Como entonces se señala que antes había muchas porciones, así también había muchos modos en las comunicaciones proféticas de Dios. Esta fue, sin lugar a dudas, la forma en que Sus revelaciones habían sido gradualmente otorgadas a Su pueblo. Pero por esta misma razón, no estaba completo. Dios estaba dando poco a poco Sus diversas palabras, “aquí un poco, y allí un poco”. Tal era el carácter de Sus caminos con Israel. No podían —el hombre no podía— soportar más hasta que se cumpliera la redención, después de que el Hijo de Dios mismo viniera, y Su gloria se revelara plenamente. Ahora bien, cuando se dieron promesas a los padres, éstas no fueron más allá de la gloria terrenal de Cristo; pero Él conocía todas las cosas desde el principio, sin embargo, Él no sobrepasó el curso de Sus tratos con Su pueblo.
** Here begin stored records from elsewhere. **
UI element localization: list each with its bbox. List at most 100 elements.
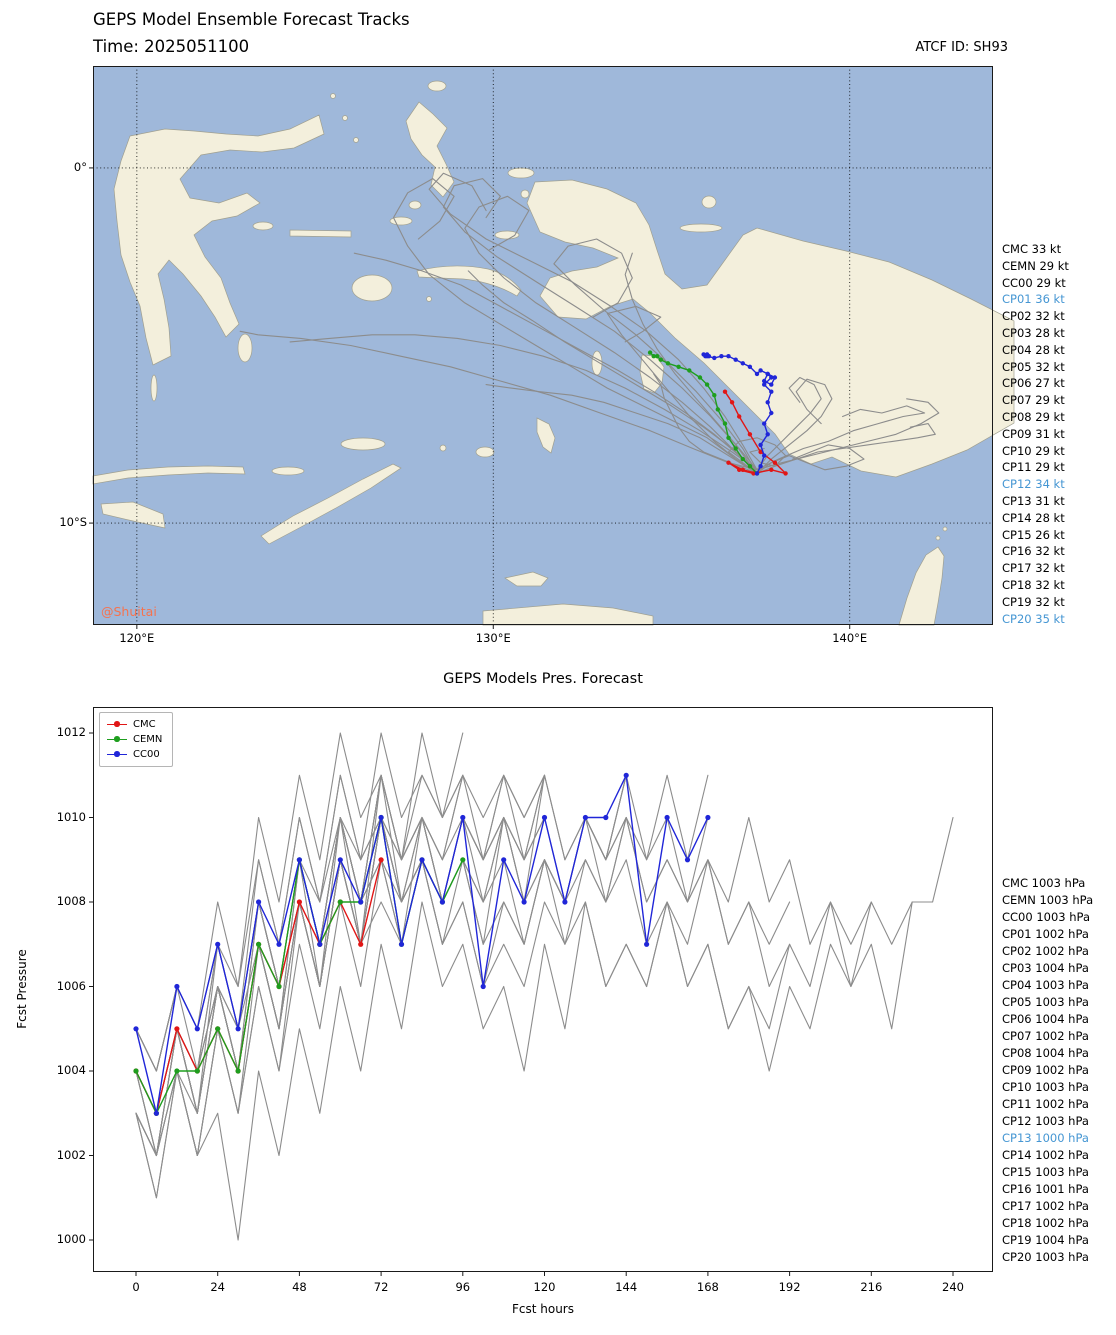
pressure-cc00-point (276, 941, 282, 947)
pressure-chart-title: GEPS Models Pres. Forecast (443, 671, 643, 687)
pressure-model-label: CEMN 1003 hPa (1002, 893, 1094, 907)
island-melville (504, 571, 549, 587)
pressure-ensemble-cp17 (135, 774, 627, 1157)
cmc-track-point (747, 432, 753, 437)
pressure-xtick-label: 24 (210, 1280, 226, 1294)
pressure-model-label: CP01 1002 hPa (1002, 927, 1089, 941)
ensemble-track (756, 405, 926, 471)
pressure-cc00-point (215, 941, 221, 947)
map-gridlines (89, 66, 993, 629)
cemn-track-point (704, 382, 710, 387)
pressure-cc00-point (194, 1026, 200, 1032)
pressure-ytick-label: 1012 (56, 725, 86, 739)
map-legend-item: CP19 32 kt (1002, 594, 1065, 609)
cmc-track-point (751, 471, 756, 476)
cc00-track-point (726, 354, 731, 359)
island-sulawesi (113, 114, 325, 366)
cc00-track-point (754, 371, 760, 377)
cmc-line-marker (107, 721, 127, 727)
cemn-track-point (722, 421, 728, 426)
pressure-model-label: CP05 1003 hPa (1002, 995, 1089, 1009)
pressure-model-label: CP17 1002 hPa (1002, 1199, 1089, 1213)
cemn-track-point (712, 393, 717, 398)
island-selayar (150, 374, 158, 402)
map-legend-item: CP08 29 kt (1002, 409, 1065, 424)
lat-tick-label: 0° (73, 159, 87, 174)
pressure-cc00-point (378, 814, 384, 821)
ensemble-track (727, 437, 787, 474)
cmc-track-point (726, 460, 731, 465)
cc00-track-point (765, 400, 770, 405)
pressure-cemn-point (235, 1068, 241, 1074)
island-seram (416, 265, 522, 297)
pressure-model-label: CP02 1002 hPa (1002, 944, 1089, 958)
pressure-ensemble-cp16 (135, 816, 791, 1199)
pressure-model-label: CP09 1002 hPa (1002, 1063, 1089, 1077)
island-obi (389, 216, 413, 226)
ensemble-track (442, 178, 758, 474)
island-waigeo (507, 167, 535, 179)
island-ambon (426, 296, 432, 302)
map-frame (93, 66, 993, 625)
pressure-model-label: CP06 1004 hPa (1002, 1012, 1089, 1026)
cmc-track-point (722, 389, 728, 394)
map-legend-item: CP11 29 kt (1002, 460, 1065, 475)
cc00-track-point (712, 355, 717, 361)
cemn-track-point (715, 407, 720, 412)
cmc-track-point (737, 414, 742, 419)
map-legend-item: CP10 29 kt (1002, 443, 1065, 458)
cc00-track-point (758, 464, 763, 469)
pressure-model-label: CMC 1003 hPa (1002, 876, 1086, 890)
island-sula (289, 229, 352, 238)
torres-islands (942, 526, 948, 532)
lon-tick-label: 140°E (832, 631, 868, 645)
cc00-track-point (762, 382, 767, 387)
island-salawati (520, 189, 530, 199)
island-flores (92, 465, 246, 485)
torres-islands (935, 535, 941, 541)
pressure-cc00-point (582, 814, 588, 821)
island-biak (701, 195, 717, 209)
pressure-ytick-label: 1008 (56, 894, 86, 908)
cmc-track-point (737, 467, 742, 472)
island-bacan (408, 200, 422, 210)
pressure-cc00-point (603, 814, 609, 821)
pressure-ensemble-cp13 (135, 901, 913, 1241)
legend-label-cemn: CEMN (133, 734, 163, 745)
cc00-track-point (765, 371, 770, 377)
pressure-model-label: CP04 1003 hPa (1002, 978, 1089, 992)
map-legend-item: CP15 26 kt (1002, 527, 1065, 542)
map-legend-item: CP09 31 kt (1002, 426, 1065, 441)
pressure-cc00-point (133, 1026, 139, 1032)
cemn-track-point (665, 361, 671, 366)
pressure-series-lines (133, 732, 954, 1241)
cc00-track-point (762, 453, 767, 458)
cemn-track-point (655, 354, 660, 359)
pressure-cc00-point (296, 857, 302, 863)
cc00-track-point (769, 375, 774, 380)
pressure-xtick-label: 48 (292, 1280, 307, 1294)
pressure-model-label: CP12 1003 hPa (1002, 1114, 1089, 1128)
pressure-cc00-point (398, 941, 405, 947)
ensemble-track (606, 305, 758, 474)
map-title-line2: Time: 2025051100 (93, 37, 250, 56)
pressure-ensemble-cp14 (135, 774, 709, 1157)
island-buton (237, 333, 253, 363)
cc00-track-point (769, 389, 774, 394)
pressure-canvas (89, 707, 993, 1276)
pressure-frame (93, 707, 993, 1272)
pressure-xtick-label: 240 (942, 1280, 964, 1294)
island-misool (494, 230, 520, 240)
pressure-cemn-point (276, 983, 282, 990)
pressure-legend: CMC CEMN CC00 (99, 712, 174, 767)
pressure-model-label: CP07 1002 hPa (1002, 1029, 1089, 1043)
pressure-cemn-point (460, 857, 466, 863)
island-sangihe (353, 137, 359, 143)
legend-row-cmc: CMC (107, 717, 162, 732)
ensemble-track (464, 195, 758, 474)
island-morotai (427, 80, 447, 92)
cemn-track-point (676, 364, 681, 369)
island-timor (260, 463, 402, 545)
legend-label-cc00: CC00 (133, 749, 160, 760)
cc00-track-point (769, 410, 774, 416)
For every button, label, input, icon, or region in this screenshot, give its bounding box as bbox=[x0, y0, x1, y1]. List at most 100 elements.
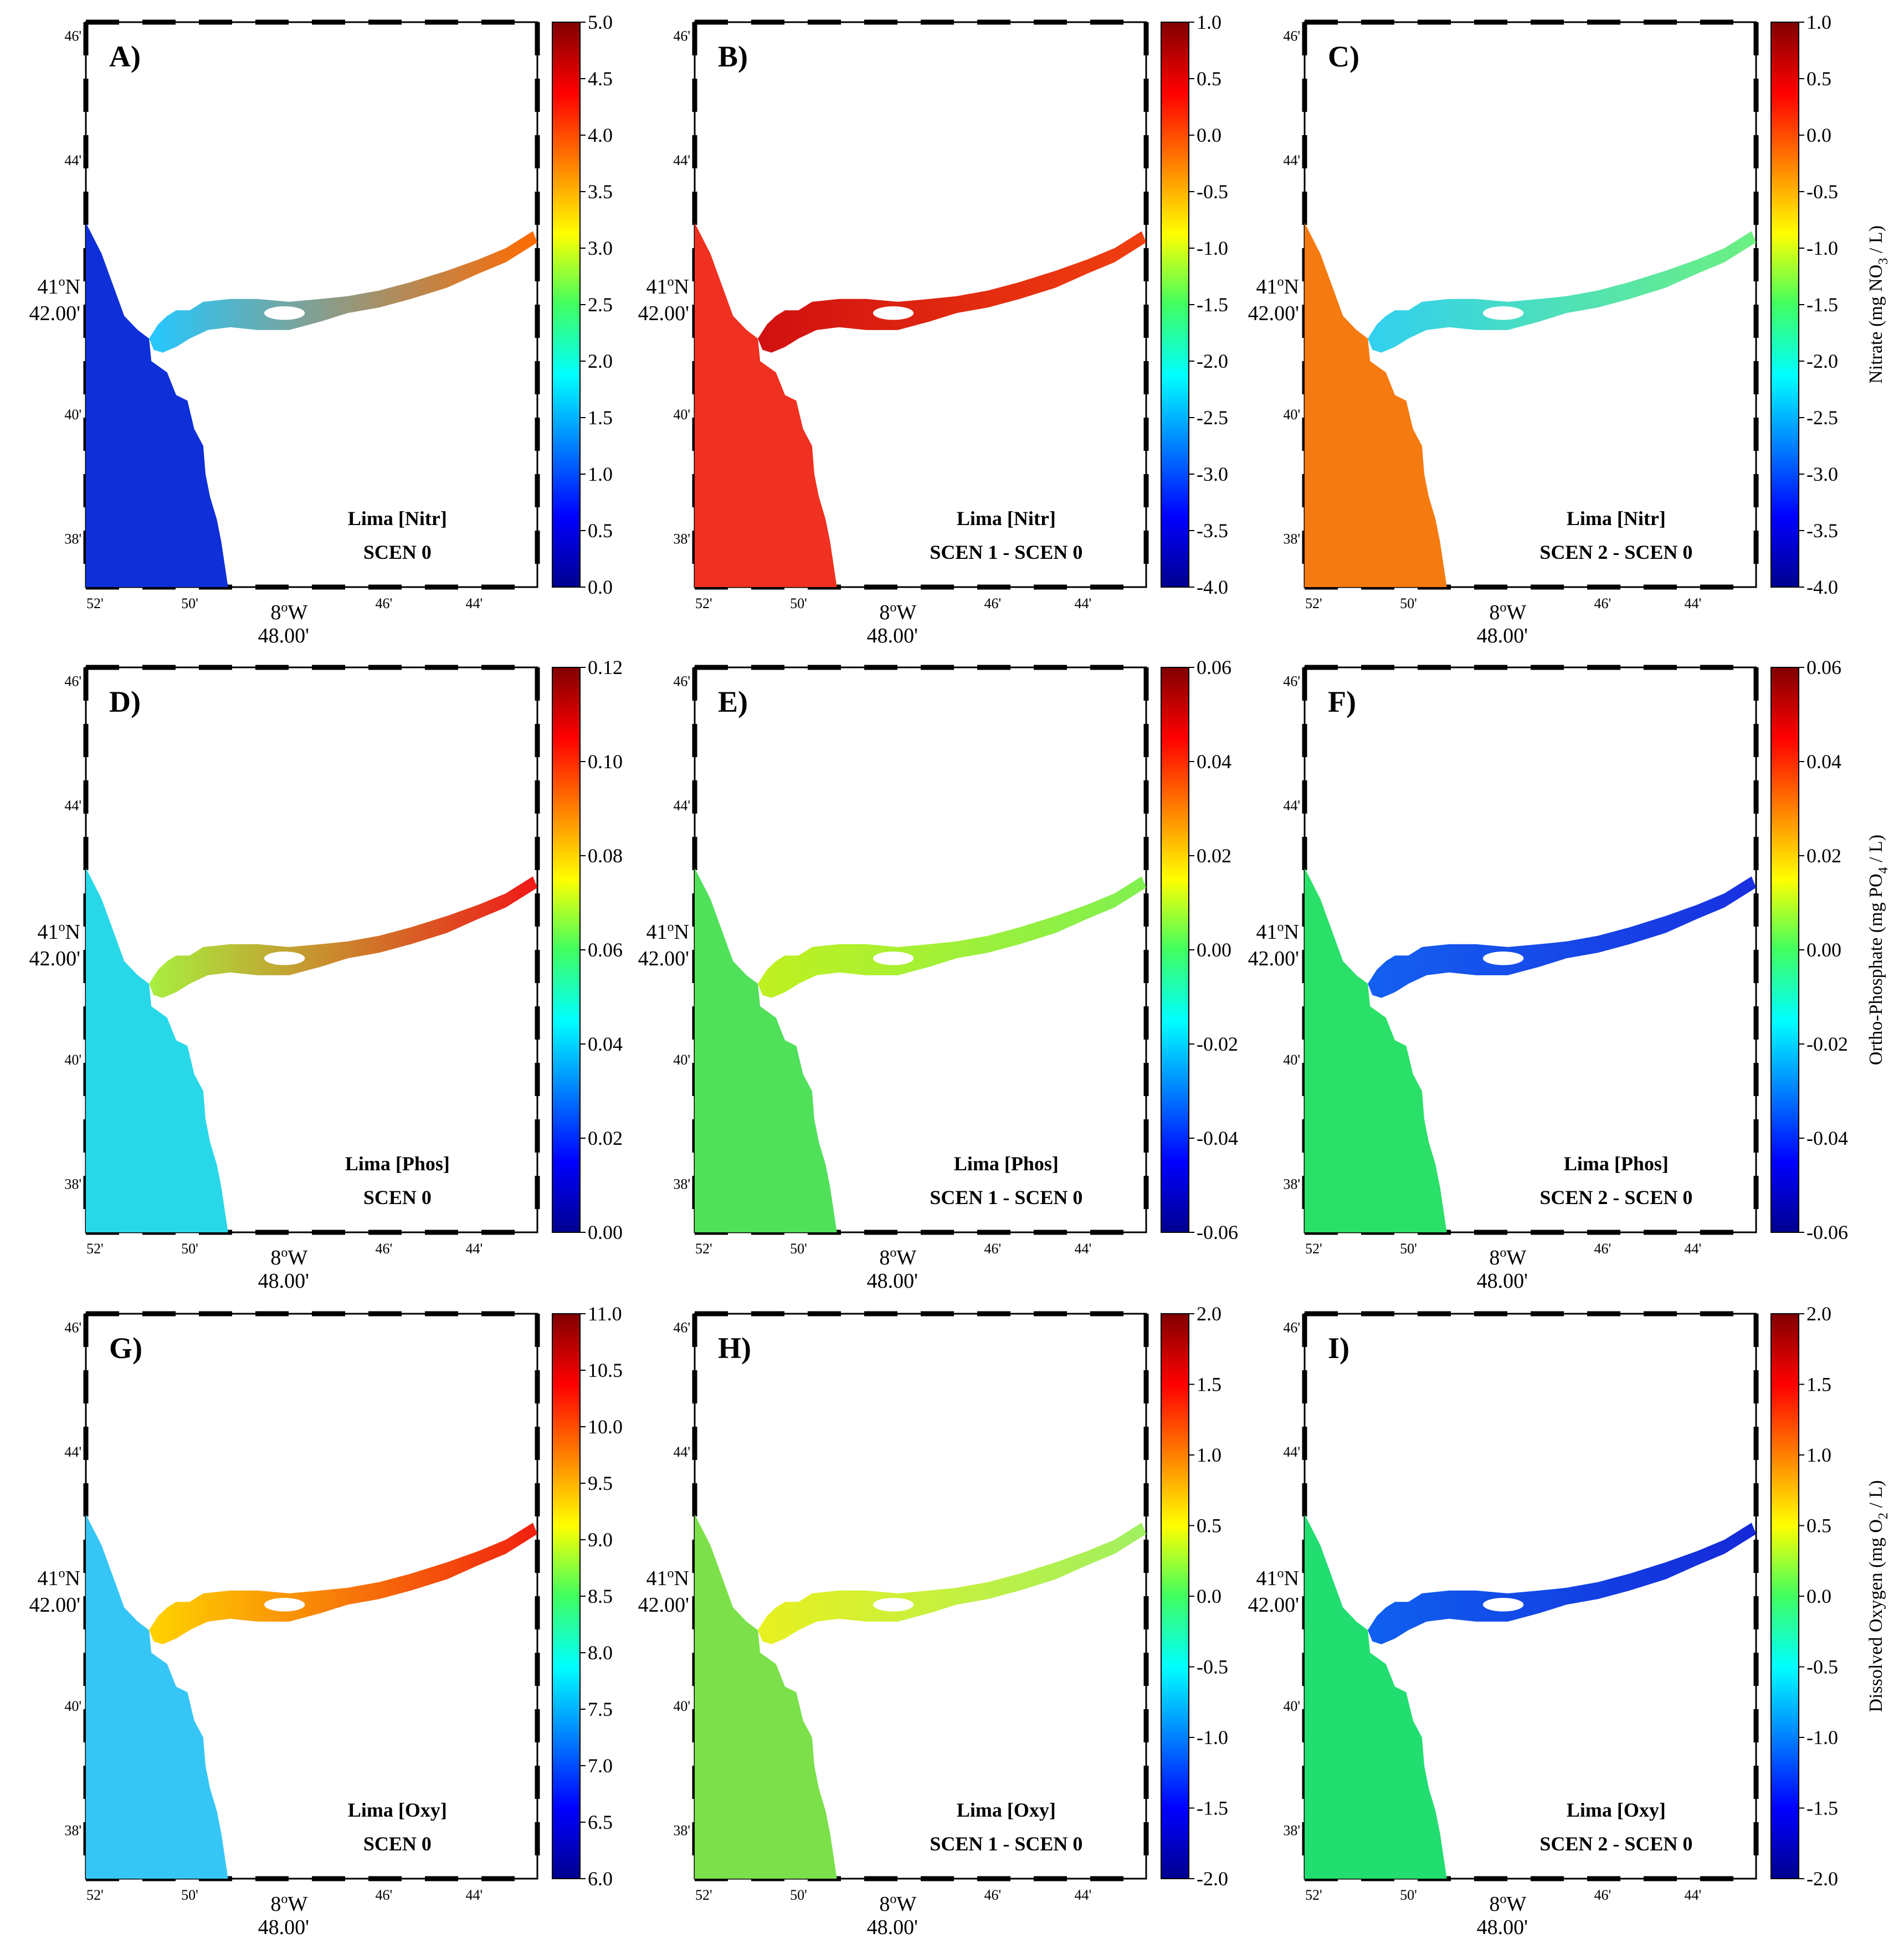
lat-tick: 46' bbox=[673, 28, 690, 44]
lon-tick: 52' bbox=[1305, 1241, 1322, 1257]
colorbar-tick-label: -0.02 bbox=[1197, 1033, 1238, 1055]
lima-estuary-field bbox=[1368, 231, 1756, 353]
colorbar-tick-label: -1.0 bbox=[1807, 237, 1838, 259]
lat-tick: 40' bbox=[1283, 407, 1300, 423]
colorbar-tick-label: 4.5 bbox=[588, 68, 613, 90]
lat-tick: 38' bbox=[64, 531, 81, 547]
colorbar-tick-label: -0.5 bbox=[1197, 181, 1228, 203]
colorbar-tick-label: 0.5 bbox=[1807, 68, 1831, 90]
lon-tick: 50' bbox=[790, 1887, 807, 1903]
colorbar-ramp bbox=[1770, 667, 1799, 1233]
lon-tick: 44' bbox=[1075, 595, 1092, 611]
lon-tick: 44' bbox=[466, 595, 483, 611]
estuary-island bbox=[873, 306, 914, 320]
colorbar-tick-label: 0.10 bbox=[588, 750, 623, 773]
colorbar-tick-label: -1.0 bbox=[1197, 237, 1228, 259]
colorbar-tick-label: 0.04 bbox=[1197, 750, 1231, 773]
colorbar-tick-label: 0.5 bbox=[588, 520, 613, 542]
colorbar: 1.0 0.5 0.0 -0.5 -1.0 -1.5 -2.0 -2.5 -3.0 -3.5 -4.… bbox=[1161, 11, 1228, 598]
lat-tick: 42.00' bbox=[638, 947, 689, 970]
lat-tick: 42.00' bbox=[1248, 302, 1299, 325]
lat-center-label: 41oN bbox=[1256, 1566, 1299, 1590]
colorbar-tick-label: 2.0 bbox=[1197, 1303, 1222, 1325]
colorbar-tick-label: 0.02 bbox=[1807, 845, 1841, 867]
colorbar-tick-label: 1.0 bbox=[1197, 1444, 1222, 1466]
colorbar-tick-label: -2.0 bbox=[1807, 1868, 1838, 1890]
lat-tick: 46' bbox=[64, 1320, 81, 1336]
coastal-sea-field bbox=[1305, 868, 1447, 1232]
estuary-island bbox=[1482, 306, 1524, 320]
lon-tick: 50' bbox=[1400, 1241, 1417, 1257]
colorbar-tick-label: 1.5 bbox=[1807, 1374, 1831, 1396]
lat-tick: 42.00' bbox=[638, 1593, 689, 1617]
lima-estuary-field bbox=[1368, 876, 1756, 998]
lon-tick: 50' bbox=[181, 1887, 198, 1903]
colorbar-tick-label: 5.0 bbox=[588, 11, 613, 33]
lat-tick: 40' bbox=[64, 1698, 81, 1714]
caption-site: Lima [Phos] bbox=[345, 1153, 450, 1175]
lon-tick: 44' bbox=[466, 1887, 483, 1903]
colorbar-tick-label: 4.0 bbox=[588, 124, 613, 146]
lat-center-label: 41oN bbox=[38, 1566, 80, 1590]
lat-tick: 46' bbox=[1283, 28, 1300, 44]
colorbar-tick-label: -0.04 bbox=[1197, 1127, 1238, 1149]
lat-tick: 38' bbox=[673, 1822, 690, 1838]
lat-tick: 40' bbox=[673, 1698, 690, 1714]
caption-site: Lima [Nitr] bbox=[1567, 507, 1666, 529]
lon-tick: 50' bbox=[1400, 1887, 1417, 1903]
lat-tick: 44' bbox=[1283, 798, 1300, 814]
lon-tick: 52' bbox=[86, 1241, 104, 1257]
colorbar-tick-label: 0.08 bbox=[588, 845, 623, 867]
colorbar-tick-label: 0.5 bbox=[1197, 1515, 1222, 1537]
colorbar-tick-label: 11.0 bbox=[588, 1303, 622, 1325]
lat-tick: 44' bbox=[1283, 1444, 1300, 1460]
lon-tick: 50' bbox=[1400, 595, 1417, 611]
lat-center-label: 41oN bbox=[646, 275, 689, 299]
lat-tick: 40' bbox=[673, 1052, 690, 1068]
colorbar-ramp bbox=[1161, 1313, 1189, 1879]
lon-tick: 52' bbox=[695, 595, 712, 611]
colorbar-tick-label: 9.0 bbox=[588, 1529, 613, 1551]
caption-site: Lima [Nitr] bbox=[957, 507, 1056, 529]
lat-tick: 44' bbox=[673, 1444, 690, 1460]
map-panel-f: F) Lima [Phos] SCEN 2 - SCEN 0 46' 44' 41oN 42… bbox=[1248, 656, 1891, 1293]
colorbar-tick-label: 0.00 bbox=[1197, 939, 1231, 961]
colorbar-tick-label: 0.00 bbox=[588, 1221, 623, 1243]
colorbar-tick-label: 7.5 bbox=[588, 1698, 613, 1720]
colorbar-tick-label: 0.5 bbox=[1807, 1515, 1831, 1537]
panel-letter: E) bbox=[718, 685, 748, 718]
lon-tick: 52' bbox=[1305, 595, 1322, 611]
coastal-sea-field bbox=[695, 868, 837, 1232]
colorbar-tick-label: 0.06 bbox=[588, 939, 623, 961]
lon-tick: 52' bbox=[86, 1887, 104, 1903]
lon-center-label: 8oW bbox=[1489, 1892, 1526, 1916]
colorbar-tick-label: 10.0 bbox=[588, 1416, 623, 1438]
lon-tick: 44' bbox=[1685, 1241, 1702, 1257]
caption-scenario: SCEN 1 - SCEN 0 bbox=[930, 1833, 1082, 1855]
lat-tick: 42.00' bbox=[638, 302, 689, 325]
lon-tick: 48.00' bbox=[1477, 1916, 1528, 1939]
estuary-island bbox=[264, 952, 305, 965]
panel-letter: G) bbox=[109, 1331, 142, 1365]
colorbar: 0.12 0.10 0.08 0.06 0.04 0.02 0.00 bbox=[552, 656, 623, 1243]
lon-center-label: 8oW bbox=[1489, 1246, 1526, 1269]
lon-tick: 44' bbox=[466, 1241, 483, 1257]
lima-estuary-field bbox=[149, 1523, 538, 1644]
panel-letter: C) bbox=[1328, 40, 1359, 73]
caption-scenario: SCEN 1 - SCEN 0 bbox=[930, 541, 1082, 563]
colorbar: 0.06 0.04 0.02 0.00 -0.02 -0.04 -0.06 Ortho-Pho… bbox=[1770, 656, 1891, 1243]
lat-tick: 38' bbox=[1283, 1822, 1300, 1838]
lon-tick: 46' bbox=[1594, 595, 1612, 611]
lon-tick: 46' bbox=[376, 1241, 393, 1257]
lat-tick: 44' bbox=[1283, 152, 1300, 168]
panel-letter: I) bbox=[1328, 1331, 1349, 1365]
colorbar-tick-label: -4.0 bbox=[1197, 576, 1228, 598]
colorbar-tick-label: 3.5 bbox=[588, 181, 613, 203]
coastal-sea-field bbox=[1305, 223, 1447, 588]
lon-tick: 48.00' bbox=[258, 1269, 309, 1293]
colorbar-tick-label: 1.5 bbox=[1197, 1374, 1222, 1396]
coastal-sea-field bbox=[1305, 1514, 1447, 1879]
lon-tick: 46' bbox=[1594, 1887, 1612, 1903]
colorbar-tick-label: 0.12 bbox=[588, 656, 623, 678]
map-panel-d: D) Lima [Phos] SCEN 0 46' 44' 41oN 42.00' 40' 38… bbox=[29, 656, 623, 1293]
Pero como se manifestaron en relación con Él, ¡y ay! Su propia debilidad y ruina, glorias más altas comenzaron a amanecer, y fueron necesarias como apoyo para la gente. Por lo tanto, invariablemente, encontrarás estas dos cosas correlativas. Reduce la gloria de Cristo, y tú igualmente bajas tu juicio del estado del hombre. Vea la ruina absoluta total de la criatura; y nadie sino el Hijo en toda Su gloria se siente como un Salvador suficiente para ello.